The starting point for this vision is a simple but forgotten truth: Economic security is a cornerstone of economic opportunity. When Democrats talk about social insurance they tend to focus on how programs like Social Security and Medicare help prevent financial disaster. But there is another, more positive way to talk about insurance: as a way for families to get ahead. Just as businesses and entrepreneurs are encouraged by basic protections against financial risk to invest in economic growth, so adequate security encourages families to invest in their own future -- something many now find quite difficult. It's not easy to invest in the future, after all, when a sudden drop in income or rise in expenses could completely blow away your family budget. That sense of insecurity will make a person less likely to invest in specialized training, cultivate new career paths, aggressively change jobs -- the very things that are likely to allow that person to get ahead.
There is a huge void in American politics just waiting to be filled by public leaders who can speak convincingly about the need to provide economic security to expand opportunity.

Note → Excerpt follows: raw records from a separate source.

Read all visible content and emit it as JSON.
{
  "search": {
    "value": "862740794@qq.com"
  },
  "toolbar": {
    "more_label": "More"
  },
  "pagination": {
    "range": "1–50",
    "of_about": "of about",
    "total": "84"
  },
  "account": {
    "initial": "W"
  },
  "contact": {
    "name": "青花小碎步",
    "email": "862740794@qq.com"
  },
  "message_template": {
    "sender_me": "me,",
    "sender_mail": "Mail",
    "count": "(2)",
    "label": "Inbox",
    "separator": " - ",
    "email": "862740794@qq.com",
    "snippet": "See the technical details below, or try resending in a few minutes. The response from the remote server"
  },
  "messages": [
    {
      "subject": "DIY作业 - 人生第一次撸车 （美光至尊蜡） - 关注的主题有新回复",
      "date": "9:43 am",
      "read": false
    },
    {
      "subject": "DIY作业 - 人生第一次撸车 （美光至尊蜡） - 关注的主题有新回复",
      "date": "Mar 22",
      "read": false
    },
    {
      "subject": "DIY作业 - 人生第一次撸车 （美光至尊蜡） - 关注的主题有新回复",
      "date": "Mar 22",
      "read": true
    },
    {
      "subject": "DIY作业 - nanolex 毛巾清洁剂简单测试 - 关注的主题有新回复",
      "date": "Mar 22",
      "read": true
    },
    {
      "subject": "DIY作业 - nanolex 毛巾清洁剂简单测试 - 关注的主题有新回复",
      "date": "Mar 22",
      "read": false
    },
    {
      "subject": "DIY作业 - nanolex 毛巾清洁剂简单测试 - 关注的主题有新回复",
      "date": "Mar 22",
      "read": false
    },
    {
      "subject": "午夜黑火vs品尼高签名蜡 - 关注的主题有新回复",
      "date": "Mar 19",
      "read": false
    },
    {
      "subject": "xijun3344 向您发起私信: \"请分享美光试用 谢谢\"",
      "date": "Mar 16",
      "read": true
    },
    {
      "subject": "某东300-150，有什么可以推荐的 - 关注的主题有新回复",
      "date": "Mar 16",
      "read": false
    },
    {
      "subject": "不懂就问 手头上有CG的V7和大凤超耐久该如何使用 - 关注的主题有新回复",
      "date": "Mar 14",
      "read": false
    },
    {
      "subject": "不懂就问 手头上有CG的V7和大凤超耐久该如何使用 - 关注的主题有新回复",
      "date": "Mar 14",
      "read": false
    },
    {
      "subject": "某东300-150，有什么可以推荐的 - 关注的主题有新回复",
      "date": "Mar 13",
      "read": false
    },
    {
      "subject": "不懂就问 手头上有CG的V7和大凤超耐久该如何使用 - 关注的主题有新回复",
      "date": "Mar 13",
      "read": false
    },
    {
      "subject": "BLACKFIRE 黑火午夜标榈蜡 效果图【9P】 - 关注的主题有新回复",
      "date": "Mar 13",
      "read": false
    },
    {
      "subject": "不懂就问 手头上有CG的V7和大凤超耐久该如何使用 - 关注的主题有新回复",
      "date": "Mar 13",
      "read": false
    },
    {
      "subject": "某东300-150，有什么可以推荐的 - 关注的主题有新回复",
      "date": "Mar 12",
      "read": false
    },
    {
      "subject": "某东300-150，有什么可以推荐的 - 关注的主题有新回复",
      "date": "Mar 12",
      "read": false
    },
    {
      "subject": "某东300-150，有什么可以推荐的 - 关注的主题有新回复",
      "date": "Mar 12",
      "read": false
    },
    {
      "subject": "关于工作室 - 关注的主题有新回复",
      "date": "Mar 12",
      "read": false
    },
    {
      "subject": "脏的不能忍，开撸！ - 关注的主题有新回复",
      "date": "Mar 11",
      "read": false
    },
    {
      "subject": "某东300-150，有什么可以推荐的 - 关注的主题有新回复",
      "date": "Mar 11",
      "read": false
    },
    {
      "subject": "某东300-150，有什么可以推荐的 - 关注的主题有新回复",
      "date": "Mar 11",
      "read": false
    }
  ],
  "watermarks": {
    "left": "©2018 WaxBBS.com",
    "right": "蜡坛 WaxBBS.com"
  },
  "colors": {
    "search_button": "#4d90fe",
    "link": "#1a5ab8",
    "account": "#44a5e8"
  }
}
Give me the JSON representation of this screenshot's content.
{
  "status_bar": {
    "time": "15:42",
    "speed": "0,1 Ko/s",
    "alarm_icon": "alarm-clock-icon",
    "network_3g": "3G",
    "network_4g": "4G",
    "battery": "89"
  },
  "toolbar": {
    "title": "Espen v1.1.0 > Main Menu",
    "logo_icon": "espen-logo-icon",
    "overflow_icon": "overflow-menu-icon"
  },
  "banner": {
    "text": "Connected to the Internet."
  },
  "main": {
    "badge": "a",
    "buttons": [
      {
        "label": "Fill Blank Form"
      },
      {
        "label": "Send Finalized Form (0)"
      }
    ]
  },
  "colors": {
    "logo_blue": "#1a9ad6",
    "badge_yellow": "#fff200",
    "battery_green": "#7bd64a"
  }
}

Efforts to increase health coverage and contain health-care costs (including the cost of prescription drugs), to improve the quality and availability of child care, to defend and extend guaranteed retirement benefits (including Social Security), to provide middle-class families with strong incentives to save and build wealth, and to make college and specialized training available to all are the subjects of countless and competing policy prescriptions. But the important thing is that these policies should be put in the context of helping Americans get ahead. These are measures to allow the typical American family to raise its head from the day-to-day struggle of an insecure world and concentrate on its most heartfelt wish: to achieve the American Dream.
With this approach, the democrats' mantra can be simple and repeated endlessly: providing security to expand opportunity. The Republicans, in contrast, provide nothing, leaving hardworking American families without the secure base they need to get ahead. That's the wrong message in this day and age and Democrats can make Republicans own it, if they play their cards right.
Over the next two years, Democrats should use their newfound power over the agenda to set goals and formulate ideas that force Republicans to take a stand on the domestic issue of our day: the economic insecurity of the American middle class. No 50-point programs. No triangulating targeted measures. Just one powerful vision, backed up by bold ideas on health care, retirement and job security, and family finances.
So repeat after us: “providing security to expand opportunity.” Try it, you'll like it -- and more important, so will the typical American voter. Indeed, that voter just might start seeing the Democrats again as the clear and easy choice to make on the economy, election after election, just as they did in the Democrats' heyday. And with that home-court advantage back, the Democrats' long-term electoral prospects are likely to remain bright even when noneconomic concerns do not loom as large as they did in 2006.
Jacob S. Hacker, professor of political science at Yale University, is author of The Great Risk Shift: The Assault on American Jobs, Families, Health Care and Retirement. Ruy Teixeira is a fellow at The Century Foundation and co-author of The Emerging Democratic Majority.